Mr Edwards said forestry companies currently have to provide Forest Practices Plans in accordance with the Forest Practices Act which detail environmental considerations, proposed harvesting techniques, reforestation plans, conservation requirements and fire management strategies.

The Forest Practices Plans are submitted to an independent statutory authority, the Forest Practices Authority (FPA).

These plans must be approved by a qualified and accredited Forest Practices Officer prior to any activities commencing and are subject to formal random audits by the FPA.

There are numerous phases to a Forest Practices Plan and each phase must be approved prior to the next phase commencing.  Phases can include planning, roading, harvesting and establishment.
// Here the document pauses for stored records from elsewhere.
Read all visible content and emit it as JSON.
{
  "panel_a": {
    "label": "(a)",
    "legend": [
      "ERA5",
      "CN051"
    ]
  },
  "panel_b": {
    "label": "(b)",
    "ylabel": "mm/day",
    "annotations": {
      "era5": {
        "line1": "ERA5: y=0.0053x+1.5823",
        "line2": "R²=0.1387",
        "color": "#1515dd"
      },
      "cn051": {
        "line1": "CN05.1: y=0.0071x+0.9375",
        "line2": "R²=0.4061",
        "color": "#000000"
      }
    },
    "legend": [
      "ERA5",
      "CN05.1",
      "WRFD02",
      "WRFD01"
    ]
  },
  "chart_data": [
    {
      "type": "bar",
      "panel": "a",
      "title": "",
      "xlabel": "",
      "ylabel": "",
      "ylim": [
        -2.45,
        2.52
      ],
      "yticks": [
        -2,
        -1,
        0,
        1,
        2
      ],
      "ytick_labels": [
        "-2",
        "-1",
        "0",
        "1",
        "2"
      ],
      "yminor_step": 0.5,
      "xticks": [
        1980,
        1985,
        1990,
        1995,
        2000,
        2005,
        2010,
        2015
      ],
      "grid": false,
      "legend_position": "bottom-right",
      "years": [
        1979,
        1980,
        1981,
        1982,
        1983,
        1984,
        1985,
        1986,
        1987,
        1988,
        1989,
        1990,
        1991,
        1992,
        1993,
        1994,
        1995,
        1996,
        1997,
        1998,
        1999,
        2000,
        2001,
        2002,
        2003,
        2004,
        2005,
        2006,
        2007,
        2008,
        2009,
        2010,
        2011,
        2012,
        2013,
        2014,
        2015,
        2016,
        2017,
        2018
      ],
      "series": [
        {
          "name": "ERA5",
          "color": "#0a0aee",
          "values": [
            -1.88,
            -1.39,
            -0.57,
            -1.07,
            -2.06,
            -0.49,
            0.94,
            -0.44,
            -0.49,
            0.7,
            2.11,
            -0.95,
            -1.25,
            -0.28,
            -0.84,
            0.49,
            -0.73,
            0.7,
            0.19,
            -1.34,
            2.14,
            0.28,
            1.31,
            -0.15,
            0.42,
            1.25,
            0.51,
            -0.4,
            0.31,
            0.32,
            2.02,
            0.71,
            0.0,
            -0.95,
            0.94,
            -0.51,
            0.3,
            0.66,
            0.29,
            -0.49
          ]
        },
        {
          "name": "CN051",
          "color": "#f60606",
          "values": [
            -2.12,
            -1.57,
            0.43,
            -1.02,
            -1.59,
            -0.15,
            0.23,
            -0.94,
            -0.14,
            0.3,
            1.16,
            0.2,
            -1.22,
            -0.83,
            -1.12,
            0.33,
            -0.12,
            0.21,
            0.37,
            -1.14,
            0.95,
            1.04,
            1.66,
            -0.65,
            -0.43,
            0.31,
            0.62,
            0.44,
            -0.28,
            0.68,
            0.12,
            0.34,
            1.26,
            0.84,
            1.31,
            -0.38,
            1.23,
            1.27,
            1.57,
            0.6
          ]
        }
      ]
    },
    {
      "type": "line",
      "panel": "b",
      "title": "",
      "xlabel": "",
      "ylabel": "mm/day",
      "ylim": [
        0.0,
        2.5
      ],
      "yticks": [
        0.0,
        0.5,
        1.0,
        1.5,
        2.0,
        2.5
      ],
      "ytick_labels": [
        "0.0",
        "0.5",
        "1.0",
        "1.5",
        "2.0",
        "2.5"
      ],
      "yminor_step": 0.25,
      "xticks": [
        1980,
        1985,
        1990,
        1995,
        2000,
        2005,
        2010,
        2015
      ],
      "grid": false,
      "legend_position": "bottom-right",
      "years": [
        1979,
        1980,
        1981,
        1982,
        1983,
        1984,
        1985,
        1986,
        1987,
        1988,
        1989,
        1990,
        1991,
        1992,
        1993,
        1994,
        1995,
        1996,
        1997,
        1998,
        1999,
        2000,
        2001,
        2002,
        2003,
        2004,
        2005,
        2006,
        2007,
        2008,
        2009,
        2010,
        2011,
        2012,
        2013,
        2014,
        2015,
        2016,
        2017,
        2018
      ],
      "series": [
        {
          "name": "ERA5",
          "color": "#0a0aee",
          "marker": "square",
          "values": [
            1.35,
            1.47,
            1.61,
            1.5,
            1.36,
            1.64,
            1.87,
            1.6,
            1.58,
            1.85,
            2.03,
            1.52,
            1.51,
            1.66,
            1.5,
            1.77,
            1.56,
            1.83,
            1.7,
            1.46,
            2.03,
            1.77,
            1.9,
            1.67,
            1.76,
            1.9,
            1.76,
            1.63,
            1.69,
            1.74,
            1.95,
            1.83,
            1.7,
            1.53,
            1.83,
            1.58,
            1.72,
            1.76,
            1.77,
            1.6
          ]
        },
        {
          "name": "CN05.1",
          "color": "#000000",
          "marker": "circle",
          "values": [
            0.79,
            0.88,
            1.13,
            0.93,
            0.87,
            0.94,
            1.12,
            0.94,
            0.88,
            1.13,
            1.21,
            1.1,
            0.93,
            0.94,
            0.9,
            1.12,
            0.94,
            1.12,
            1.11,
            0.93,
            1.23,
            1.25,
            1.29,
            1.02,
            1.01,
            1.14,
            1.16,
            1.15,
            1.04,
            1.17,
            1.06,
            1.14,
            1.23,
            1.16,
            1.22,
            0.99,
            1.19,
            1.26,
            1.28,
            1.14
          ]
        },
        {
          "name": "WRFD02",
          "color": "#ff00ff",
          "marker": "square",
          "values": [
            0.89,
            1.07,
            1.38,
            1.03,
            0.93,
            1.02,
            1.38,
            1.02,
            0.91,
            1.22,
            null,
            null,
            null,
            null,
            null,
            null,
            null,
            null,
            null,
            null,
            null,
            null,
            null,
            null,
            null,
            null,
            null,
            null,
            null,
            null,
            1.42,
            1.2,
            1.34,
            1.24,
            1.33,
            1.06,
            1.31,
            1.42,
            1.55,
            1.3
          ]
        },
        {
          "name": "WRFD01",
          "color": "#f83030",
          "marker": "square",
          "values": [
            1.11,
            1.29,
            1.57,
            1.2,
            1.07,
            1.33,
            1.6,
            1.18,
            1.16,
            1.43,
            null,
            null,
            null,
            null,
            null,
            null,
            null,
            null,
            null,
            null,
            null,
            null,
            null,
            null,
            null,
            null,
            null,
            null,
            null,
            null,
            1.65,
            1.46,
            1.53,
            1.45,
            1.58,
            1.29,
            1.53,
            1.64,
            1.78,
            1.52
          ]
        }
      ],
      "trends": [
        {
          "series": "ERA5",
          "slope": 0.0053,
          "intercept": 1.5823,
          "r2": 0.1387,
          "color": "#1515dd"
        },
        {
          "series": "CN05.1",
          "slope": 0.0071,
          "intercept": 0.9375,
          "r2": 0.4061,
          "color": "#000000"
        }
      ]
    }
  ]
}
“The Good Neighbour Charter goes one step further than the existing Forest Practices System by ensuring forest activities are more transparent to neighbours and allowing a neighbour to be more involved in what is happening near their property and it also allows them to raise issues of concern directly with the companies involved,” said Mr Edwards.

“Neighbours can feel assured their concerns will be resolved as far as reasonably possible and if they feel their concerns have not been met, the companies will endeavour to consult more closely with them and find the best possible outcome for all concerned.

Neighbours can expect to be informed prior to forestry operations occurring and will be given contact details for field staff and the manager of the forest operation to enable quick and easy communication at ground level.

The Good Neighbour Charter is available from signatory companies or through Forest Industries Association Tasmania and Forestry Tasmania.